L'ASINO DI BURIDANO

Massimo Parodi

Professore di Storia della filosofia medievale all'Università Statale di Milano.

Nomina nuda tenemus

È impossibile ricordare Umberto Eco, nel momento tristissimo della sua scomparsa, senza cadere nella retorica celebrativa o nella rassegna dei suoi innumerevoli contributi alla storia della cultura italiana ed europea. Posso solo ricordare le prime cose che mi tornano alla mente, per dire che mi sento personalmente colpito perché so che molto da lui ho imparato o cercato di imparare.
Dall’Elogio di Franti ho cercato di imparare l’ironia e la capacità di collegare ambiti culturali diversi, facendone motivo di riflessione per il nostro oggi e la nostra formazione.
Da L’antiporfirio, pubblicato in Il pensiero debole a cura di Vattimo e Rovatti, e poi ripreso e discusso in numerose altre sedi, ho cercato di imparare la capacità di coniugare ricerca storica e critica teorica, ma anche l’acutezza dello sguardo capace di individuare in una frase del suo Tommaso il segno della debolezza intrinseca di una proposta metafisica che nel De ente raggiunse le vette del pensiero filosofico occidentale.
Il Medioevo di Eco è sempre stato uno dei riferimenti essenziali dei miei studi su quel periodo della nostra storia e mi ha insegnato a prenderlo sempre sul serio, senza mai prendere troppo sul serio le conclusioni cui di volta in volta mi pareva di giungere.
Il nome della rosa mi ha insegnato come si potesse vivere quel Medioevo. non limitandosi a farne un oggetto di studio e di ricerca, e una frase di quel romanzo mi ha spiegato, più di tanti saggi, che cosa spesso accada nella storia e che cosa avevo direttamente vissuto negli anni della giovinezza. Remigio, per riassumere la propria esperienza nel movimento dolciniano, segnato da innumerevoli errori e fondamentalismi di carattere politico e dottrinale, trova un’espressione straordinariamente sintetica che mi aiutò a crescere: … i predicatori ci dicevano: La verità vi farà liberi. Ci sentivamo liberi, pensavamo che fosse la verità ….
In questo momento di commozione profonda, so che continuerò a leggerlo, sicuro che continuerò a imparare.
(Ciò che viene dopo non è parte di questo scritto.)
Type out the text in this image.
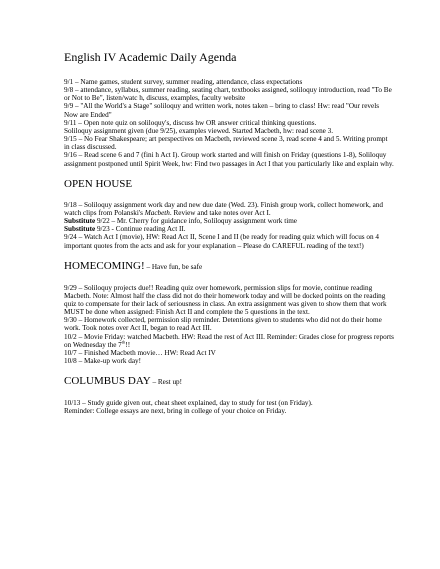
English IV Academic Daily Agenda

9/1 – Name games, student survey, summer reading, attendance, class expectations

9/8 – attendance, syllabus, summer reading, seating chart, textbooks assigned, soliloquy introduction, read "To Be or Not to Be", listen/watc h, discuss, examples, faculty website

9/9 – "All the World's a Stage" soliloquy and written work, notes taken – bring to class! Hw: read "Our revels Now are Ended"

9/11 – Open note quiz on soliloquy's, discuss hw OR answer critical thinking questions.

Soliloquy assignment given (due 9/25), examples viewed. Started Macbeth, hw: read scene 3.

9/15 – No Fear Shakespeare; art perspectives on Macbeth, reviewed scene 3, read scene 4 and 5. Writing prompt in class discussed.

9/16 – Read scene 6 and 7 (fini h Act I). Group work started and will finish on Friday (questions 1-8), Soliloquy assignment postponed until Spirit Week, hw: Find two passages in Act I that you particularly like and explain why.

OPEN HOUSE

9/18 – Soliloquy assignment work day and new due date (Wed. 23). Finish group work, collect homework, and watch clips from Polanski's Macbeth. Review and take notes over Act I.

Substitute 9/22 – Mr. Cherry for guidance info, Soliloquy assignment work time

Substitute 9/23 - Continue reading Act II.

9/24 – Watch Act I (movie), HW: Read Act II, Scene I and II (be ready for reading quiz which will focus on 4 important quotes from the acts and ask for your explanation – Please do CAREFUL reading of the text!)

HOMECOMING! – Have fun, be safe

9/29 – Soliloquy projects due!! Reading quiz over homework, permission slips for movie, continue reading Macbeth. Note: Almost half the class did not do their homework today and will be docked points on the reading quiz to compensate for their lack of seriousness in class. An extra assignment was given to show them that work MUST be done when assigned: Finish Act II and complete the 5 questions in the text.

9/30 – Homework collected, permission slip reminder. Detentions given to students who did not do their home work. Took notes over Act II, began to read Act III.

10/2 – Movie Friday: watched Macbeth. HW: Read the rest of Act III. Reminder: Grades close for progress reports on Wednesday the 7th!!

10/7 – Finished Macbeth movie… HW: Read Act IV

10/8 – Make-up work day!

COLUMBUS DAY – Rest up!

10/13 – Study guide given out, cheat sheet explained, day to study for test (on Friday).

Reminder: College essays are next, bring in college of your choice on Friday.
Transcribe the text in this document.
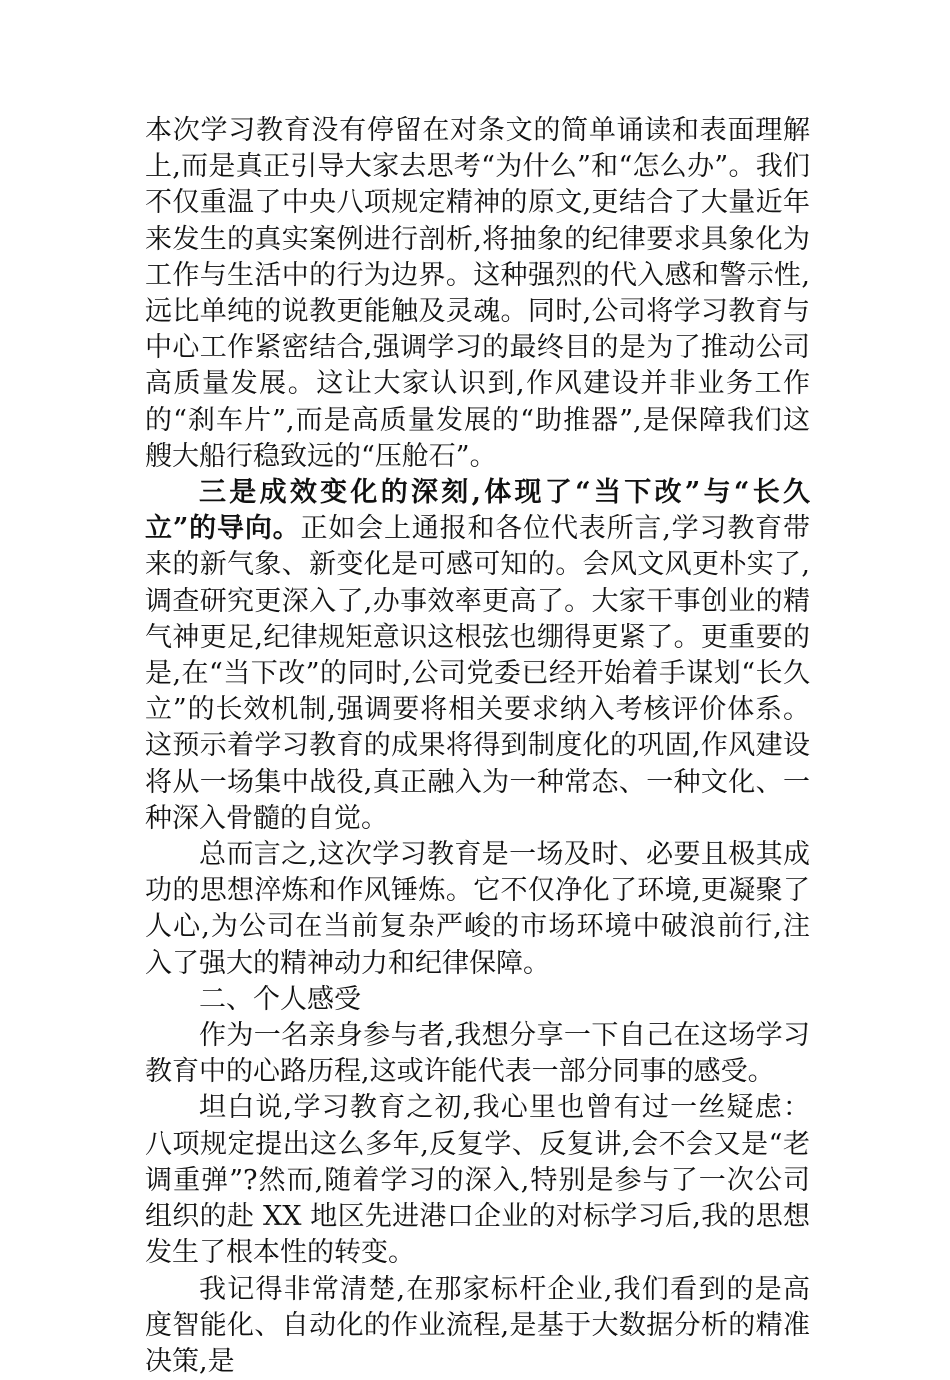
本次学习教育没有停留在对条文的简单诵读和表面理解上,而是真正引导大家去思考“为什么”和“怎么办”。我们不仅重温了中央八项规定精神的原文,更结合了大量近年来发生的真实案例进行剖析,将抽象的纪律要求具象化为工作与生活中的行为边界。这种强烈的代入感和警示性,远比单纯的说教更能触及灵魂。同时,公司将学习教育与中心工作紧密结合,强调学习的最终目的是为了推动公司高质量发展。这让大家认识到,作风建设并非业务工作的“刹车片”,而是高质量发展的“助推器”,是保障我们这艘大船行稳致远的“压舱石”。

三是成效变化的深刻,体现了“当下改”与“长久立”的导向。正如会上通报和各位代表所言,学习教育带来的新气象、新变化是可感可知的。会风文风更朴实了,调查研究更深入了,办事效率更高了。大家干事创业的精气神更足,纪律规矩意识这根弦也绷得更紧了。更重要的是,在“当下改”的同时,公司党委已经开始着手谋划“长久立”的长效机制,强调要将相关要求纳入考核评价体系。这预示着学习教育的成果将得到制度化的巩固,作风建设将从一场集中战役,真正融入为一种常态、一种文化、一种深入骨髓的自觉。

总而言之,这次学习教育是一场及时、必要且极其成功的思想淬炼和作风锤炼。它不仅净化了环境,更凝聚了人心,为公司在当前复杂严峻的市场环境中破浪前行,注入了强大的精神动力和纪律保障。

二、个人感受

作为一名亲身参与者,我想分享一下自己在这场学习教育中的心路历程,这或许能代表一部分同事的感受。

坦白说,学习教育之初,我心里也曾有过一丝疑虑：八项规定提出这么多年,反复学、反复讲,会不会又是“老调重弹”?然而,随着学习的深入,特别是参与了一次公司组织的赴 XX 地区先进港口企业的对标学习后,我的思想发生了根本性的转变。

我记得非常清楚,在那家标杆企业,我们看到的是高度智能化、自动化的作业流程,是基于大数据分析的精准决策,是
  1. Capii in quel momento quale fosse il modo di ragionare del mio maestro … Capii che, quando non aveva una risposta, Guglielmo se ne proponeva molte e diversissime tra loro. Rimasi perplesso.
    – Ma allora – ardii commentare – siete ancora lontano dalla soluzione… –
    – Ci sono vicinissimo – disse Guglielmo – ma non so a quale –
    – Quindi non avete una sola risposta alle vostre domande? –
    – Adso, se l’avessi insegnerei teologia a Parigi –
    – A Parigi hanno sempre la risposta vera? –
    – Mai – disse Guglielmo – ma sono molto sicuri dei loro errori –
    – E voi – dissi con infantile impertinenza – non commettete mai errori? –
    – Spesso – rispose – ma invece di concepirne uno solo ne immagino molti, così non divento schiavo di nessuno -.
    Ebbi l’impressione che Guglielmo non fosse affatto interessato alla verità, che altro non è che l’adeguazione tra la cosa e l’intelletto. Egli invece si divertiva a immaginare quanti più possibili fosse possibile.
    (Il nome della rosa, Quarto giorno, Vespri)

  2. In principio era il Verbo e il Verbo era presso Dio, e il Verbo era Dio. Questo era in principio presso Dio e compito del monaco fedele sarebbe ripetere ogni giorno con salmodiante umiltà l’unico immodificabile evento di cui si possa asserire l’incontrovertibile verità. ma videmus nunc per speculum et in aenigmate e la verità, prima che faccia a faccia, si manifesta a tratti (ahi, quanto illeggibili) nell’errore del mondo, così che dobbiamo compitarne i fedeli segnacoli, anche là dove ci appaiono oscuri e quasi intessuti di una volontà del tutto intesa al male.
    (Da Il nome della rosa)

    • Senza dimenticare l’incipit del primo capitolo – Era una bella mattina di fine novembre – che accosta la citazione del Vangelo di Giovanni, usata nel Prologo, a un riferimento a Snoopy.

  3. Sei e resti quello che ha scritto il saggio più intelligente sul suo libro, proprio perché gli piaceva quel tuo essere mandrogno – un po’ goffo fuori e sensibile ed elegante nell’analisi e leggero nella scrittura – che hanno certi che hanno visto Genova dalla bassa.